I set the old compressor down and spun the pulley, and it just spun for a long time, even though it made a good amount of noise. This thing might have gone merrily along for six months making noise like that.

And it might have seized up a week from now, probably when I could least afford it, stranding me by the road. So, yeah.

Thank you Lord; thank you Jesus.

#6417: The rest of it

China's "social credit system" may be a sign of desperation from its government. When a government loses the consent of the governed, it turns to force. China's government is doing that now.

Young Marxists in China have gone missing. "Disappeared" is what happens to people who protest against the government.

* * *

Actual science makes predictions and tests them against reality. If those predictions are borne out by experiment, they then become valid models for how the world works. If enough evidence is assembled that proves the prediction, it becomes a scientific fact.

If you take your desired outcome and force the real-world data to match your prediction, you're not doing science.

So here we have a scientist, and "Her models have run at a 93% accuracy...," which mean they do a pretty good job of prediction. And her models suggest that the sun is entering a prolonged minimum.

Like the Maunder Minimum, a fairly long stretch of extremely low sunspot count (and therefore solar activity) which coincided with the "Little Ice Age".

Meanwhile, over in climatology--which has a nice sciencey-sounding name but is emphatically not science--the science ain't nearly as "settled" as they claim it is. It overestimated the amount of heat absorbed by the oceans by sixty percent.

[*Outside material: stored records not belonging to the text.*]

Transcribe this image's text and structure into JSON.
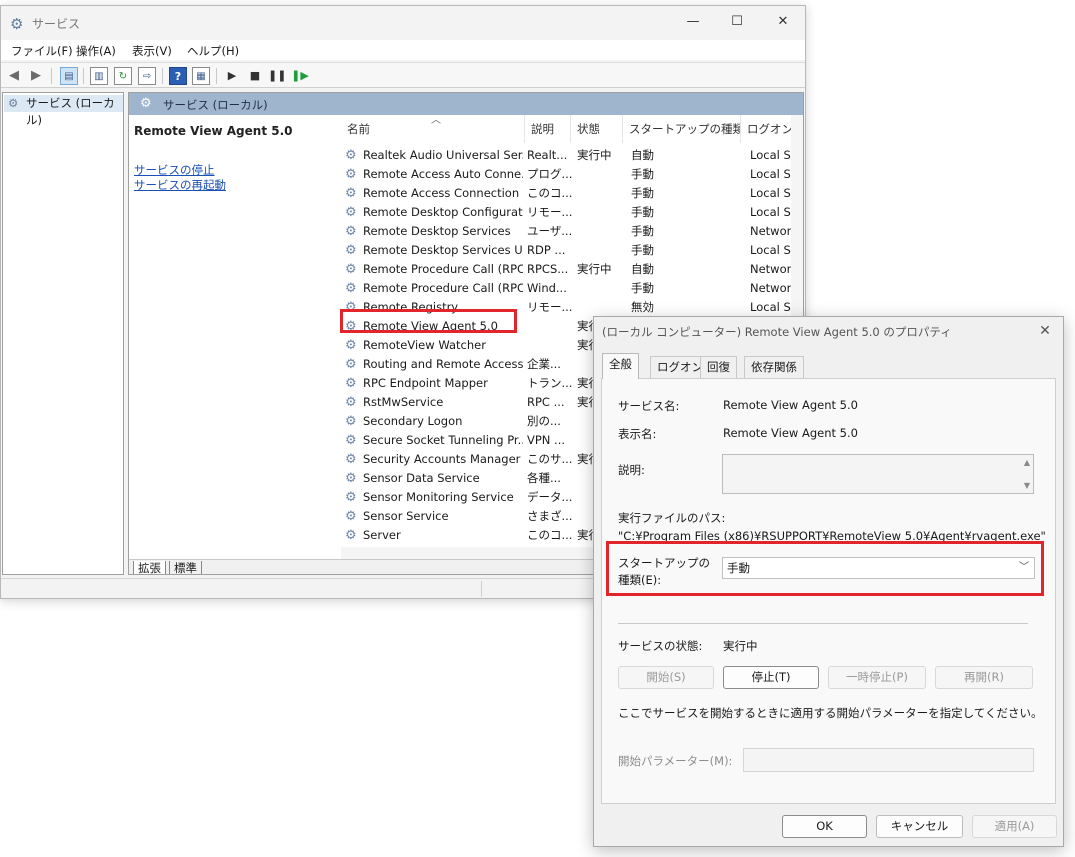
{
  "services_window": {
    "title": "サービス",
    "menu": [
      "ファイル(F)",
      "操作(A)",
      "表示(V)",
      "ヘルプ(H)"
    ],
    "tree_root": "サービス (ローカル)",
    "pane_header": "サービス (ローカル)",
    "selected_service_title": "Remote View Agent 5.0",
    "actions": [
      "サービスの停止",
      "サービスの再起動"
    ],
    "columns": [
      "名前",
      "説明",
      "状態",
      "スタートアップの種類",
      "ログオン"
    ],
    "rows": [
      {
        "name": "Realtek Audio Universal Ser...",
        "desc": "Realt...",
        "status": "実行中",
        "startup": "自動",
        "logon": "Local S"
      },
      {
        "name": "Remote Access Auto Conne...",
        "desc": "プログ...",
        "status": "",
        "startup": "手動",
        "logon": "Local S"
      },
      {
        "name": "Remote Access Connection ...",
        "desc": "このコ...",
        "status": "",
        "startup": "手動",
        "logon": "Local S"
      },
      {
        "name": "Remote Desktop Configurati...",
        "desc": "リモー...",
        "status": "",
        "startup": "手動",
        "logon": "Local S"
      },
      {
        "name": "Remote Desktop Services",
        "desc": "ユーザ...",
        "status": "",
        "startup": "手動",
        "logon": "Networ"
      },
      {
        "name": "Remote Desktop Services Us...",
        "desc": "RDP ...",
        "status": "",
        "startup": "手動",
        "logon": "Local S"
      },
      {
        "name": "Remote Procedure Call (RPC)",
        "desc": "RPCS...",
        "status": "実行中",
        "startup": "自動",
        "logon": "Networ"
      },
      {
        "name": "Remote Procedure Call (RPC...",
        "desc": "Wind...",
        "status": "",
        "startup": "手動",
        "logon": "Networ"
      },
      {
        "name": "Remote Registry",
        "desc": "リモー...",
        "status": "",
        "startup": "無効",
        "logon": "Local S"
      },
      {
        "name": "Remote View Agent 5.0",
        "desc": "",
        "status": "実行",
        "startup": "",
        "logon": ""
      },
      {
        "name": "RemoteView Watcher",
        "desc": "",
        "status": "実行",
        "startup": "",
        "logon": ""
      },
      {
        "name": "Routing and Remote Access",
        "desc": "企業...",
        "status": "",
        "startup": "",
        "logon": ""
      },
      {
        "name": "RPC Endpoint Mapper",
        "desc": "トラン...",
        "status": "実行",
        "startup": "",
        "logon": ""
      },
      {
        "name": "RstMwService",
        "desc": "RPC ...",
        "status": "実行",
        "startup": "",
        "logon": ""
      },
      {
        "name": "Secondary Logon",
        "desc": "別の...",
        "status": "",
        "startup": "",
        "logon": ""
      },
      {
        "name": "Secure Socket Tunneling Pr...",
        "desc": "VPN ...",
        "status": "",
        "startup": "",
        "logon": ""
      },
      {
        "name": "Security Accounts Manager",
        "desc": "このサ...",
        "status": "実行",
        "startup": "",
        "logon": ""
      },
      {
        "name": "Sensor Data Service",
        "desc": "各種...",
        "status": "",
        "startup": "",
        "logon": ""
      },
      {
        "name": "Sensor Monitoring Service",
        "desc": "データ...",
        "status": "",
        "startup": "",
        "logon": ""
      },
      {
        "name": "Sensor Service",
        "desc": "さまざ...",
        "status": "",
        "startup": "",
        "logon": ""
      },
      {
        "name": "Server",
        "desc": "このコ...",
        "status": "実行",
        "startup": "",
        "logon": ""
      }
    ],
    "bottom_tabs": [
      "拡張",
      "標準"
    ]
  },
  "dialog": {
    "title": "(ローカル コンピューター) Remote View Agent 5.0 のプロパティ",
    "tabs": [
      "全般",
      "ログオン",
      "回復",
      "依存関係"
    ],
    "service_name_label": "サービス名:",
    "service_name": "Remote View Agent 5.0",
    "display_name_label": "表示名:",
    "display_name": "Remote View Agent 5.0",
    "description_label": "説明:",
    "exe_path_label": "実行ファイルのパス:",
    "exe_path": "\"C:¥Program Files (x86)¥RSUPPORT¥RemoteView 5.0¥Agent¥rvagent.exe\"",
    "startup_type_label_1": "スタートアップの",
    "startup_type_label_2": "種類(E):",
    "startup_type": "手動",
    "service_status_label": "サービスの状態:",
    "service_status": "実行中",
    "buttons": [
      "開始(S)",
      "停止(T)",
      "一時停止(P)",
      "再開(R)"
    ],
    "hint": "ここでサービスを開始するときに適用する開始パラメーターを指定してください。",
    "start_params_label": "開始パラメーター(M):",
    "ok": "OK",
    "cancel": "キャンセル",
    "apply": "適用(A)"
  },
  "colors": {
    "highlight": "#e0252b",
    "pane_header": "#9fb4cd"
  }
}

The idea is that the atmosphere isn't warming because the oceans are absorbing all the global warmenation, and that is why there's been no observable warming since 1998.

Of course, in order for the global warming to do this, it has to completely ignore the Laws of Thermodynamics. "Yep, that heat, it gets into the upper atmosphere, and then it skips over the lower atmosphere and goes right into the deep ocean, and concentrates there."

What would, in fact, happen, would be that the atmosphere would get warm first, and it would have to remain warm for an extended period of time before the ocean warmed up; and the ocean would warm from the top down. Owing to the fact that water has a much higher specific heat capacity than air does, the equilibrium point for the heat would result in a slightly warmer ocean with a much warmer atmosphere.

It would not result in the deep ocean warming while the upper ocean and the air remained approximately the same temperature for going on two decades.

Next!

* * *

This is the side of the story no one is talking about. So the new Doctor Who reboot with a woman playing the Doctor had some big numbers for the first eps, but now is tanking. While the season opener reportedly drew eight million viewers (though I'd bet those numbers are peanuts compared to those of David Tennant's tenure) they're now averaging about six.

Myself, I stopped watching after Amy Pond tried to seduce the Doctor, even though I really liked Karen Gillan. That was a big no-no, and it completely turned me off the show.

* * *

Well, it's after 9:30 and I need to get some WoW in before bedtime.